Мы быстро собрали байдарку. Кинули вещи, погрузились сами. Мяукнул на прощанье Васька-кот. Залаяли лайки. Зазвенел цепью сенбернар. Я оттолкнулся веслом от близкого дна. Володя покачнулся, сидя в носу со вторым веслом.
— Задницей, задницей равновесие лови! — крикнул я ему главный байдарочный секрет.
— В жопу поветерь!!! — сказал дед Андрей и обнял бабу Лену за плечи.
Через несколько гребков мы были далеко, и, с трудом обернувшись в узкой лодке, я увидел две маленькие уже, пристально глядящие нам в спину фигурки. Рядом бегали собаки, и черно-розовой запятой вился возле ног кот.
Поначалу река была спокойной, неторопливой, и мы легко выгребали против течения. Настолько легко, что было время, чтобы смотреть окрест и думать про путь.
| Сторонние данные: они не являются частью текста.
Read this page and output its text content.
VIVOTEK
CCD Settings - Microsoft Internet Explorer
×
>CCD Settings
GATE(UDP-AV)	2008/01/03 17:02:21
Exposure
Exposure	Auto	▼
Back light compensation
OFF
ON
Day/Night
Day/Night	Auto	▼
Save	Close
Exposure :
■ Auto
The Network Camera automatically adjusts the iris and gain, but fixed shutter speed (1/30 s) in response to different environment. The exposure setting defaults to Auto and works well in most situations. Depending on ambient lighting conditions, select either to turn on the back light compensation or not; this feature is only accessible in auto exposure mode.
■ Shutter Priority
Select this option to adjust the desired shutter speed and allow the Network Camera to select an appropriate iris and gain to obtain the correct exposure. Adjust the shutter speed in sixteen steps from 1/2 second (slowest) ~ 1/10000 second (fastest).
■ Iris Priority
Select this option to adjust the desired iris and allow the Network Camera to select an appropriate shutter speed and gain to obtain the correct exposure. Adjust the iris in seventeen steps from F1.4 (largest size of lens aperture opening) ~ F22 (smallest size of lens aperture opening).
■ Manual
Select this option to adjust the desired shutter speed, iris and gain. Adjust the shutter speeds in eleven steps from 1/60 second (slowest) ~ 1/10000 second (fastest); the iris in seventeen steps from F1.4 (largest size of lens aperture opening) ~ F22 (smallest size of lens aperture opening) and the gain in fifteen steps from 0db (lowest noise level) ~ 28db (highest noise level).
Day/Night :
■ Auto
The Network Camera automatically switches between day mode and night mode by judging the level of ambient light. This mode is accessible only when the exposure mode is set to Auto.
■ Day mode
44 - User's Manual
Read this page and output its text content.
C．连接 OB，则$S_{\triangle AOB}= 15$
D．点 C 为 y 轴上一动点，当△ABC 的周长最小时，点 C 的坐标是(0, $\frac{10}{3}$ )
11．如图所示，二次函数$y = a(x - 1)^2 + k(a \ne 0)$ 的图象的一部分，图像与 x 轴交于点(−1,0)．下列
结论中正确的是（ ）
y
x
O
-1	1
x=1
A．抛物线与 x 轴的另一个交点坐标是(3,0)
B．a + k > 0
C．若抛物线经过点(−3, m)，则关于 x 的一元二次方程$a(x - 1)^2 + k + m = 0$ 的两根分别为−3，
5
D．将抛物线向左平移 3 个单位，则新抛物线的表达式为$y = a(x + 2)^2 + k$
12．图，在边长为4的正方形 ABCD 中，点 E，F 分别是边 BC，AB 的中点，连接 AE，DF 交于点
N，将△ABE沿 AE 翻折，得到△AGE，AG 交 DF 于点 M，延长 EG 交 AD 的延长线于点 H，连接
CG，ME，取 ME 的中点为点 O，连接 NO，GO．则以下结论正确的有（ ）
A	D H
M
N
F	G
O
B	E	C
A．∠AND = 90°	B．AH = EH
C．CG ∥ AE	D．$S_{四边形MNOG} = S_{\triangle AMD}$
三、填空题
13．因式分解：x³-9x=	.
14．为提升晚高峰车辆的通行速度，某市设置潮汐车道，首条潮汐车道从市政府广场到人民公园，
Потому что ничего нет слаще и тревожнее, чем думать про путь, особенно в начале его. Ведь только в дороге ты по-настоящему свободен и честен перед Богом и собой. В любых других обстоятельствах зависимость от людских схем гнет тебя к земле. И лишь беря на себя всю радость бремени за дорогу к жизни или смерти, имея над головой всего лишь небо, а под ногами только землю или воду, ты становишься господином себе. И помочь тебе может лишь нательный крест, а помешать — лишь былые неправды. Все остальное — в руках, разуме и душе твоей. В дороге ты чист и потому силен и уязвим. Но это жизнь, достойная того, чтобы попробовать ее на вкус и запах.
Медленно протекали мимо нас берега. Заросли карликовой березки сменялись открытыми пространствами моховых болот. Иногда внезапно возникали песчаные отмели, и на них были видны следы оленьих стад. Тихо было вокруг. Моросил мелкий дождь. Изо рта шел пар. Был конец июня.
Берега текли медленно, а потом остановились. И потихоньку пошли назад. Одновременно с этим послышался шум. Я очнулся от благородных мыслей и увидел, что, пока мечтал, речка изменилась. Она стала быстрой. Впереди был слышен первый порог.
Я вообще сильно рассчитывал на Володю. Еще бы — спортсмен, хотя и в прошлом. Шесть литров легких и клубок тяжелых мышц. Вдвоем мы многое могли пройти. Я рассчитывал еще на нескольких людей. Они собирались идти со мной, у них были лодки, ружья, умение и отвага. Я полгода заманивал их на Поной, обещая золотые горы, несметную рыбу, красоты и воспоминания. Они соглашались, кивали головами, сжимали в руках оружие и готовы были на многое. Пока не подошло время пути. Один за другим, словно недозревшие обмороженные почки с дерева, отваливались от пути герои и рыбаки. По разным причинам — семейным, бытовым, другим. Я думаю, что их просто испугал путь. Он действительно был непростым.
Последним отпочковался друг мой Конев. Полгода он собирался, а кончился в последний день перед отъездом. “Внезапно заболела язва. Я не пойду”, — и все слова. Ни сожаления, ни извинения. По-женски как-то отвалился Конев, сделал кувырок через голову и был таков. Остались мы с Володей одни. И теперь гребем изо всех сил, а вдвоем тяжело, еще бы человечка в помощь. Речка бурлит, совсем ускорилась резко, сменила спокойный норов. Того и гляди — снесет обратно в озеро.
Короче, еле выгребли на берег. Перед самым порогом тихая заводь была, с водоворотиком небольшим, туда-то мы и нырнули. Выскочил я на берег, байдарку подтянул. Вылез и Володя. Как-то не очень быстро он осваивается. Хотя что с человека степного взять в условиях далекого Севера. Я сам точно так же какую-нибудь лошадь упустил бы на волю, как Володя байдарку. Хорошо, шкерт на носу привязан был, за него еле схватиться успели, когда она плавно и свободно уже готовилась без нас отплыть в одиночное плавание. Остались бы без еды и снаряжения в самом начале.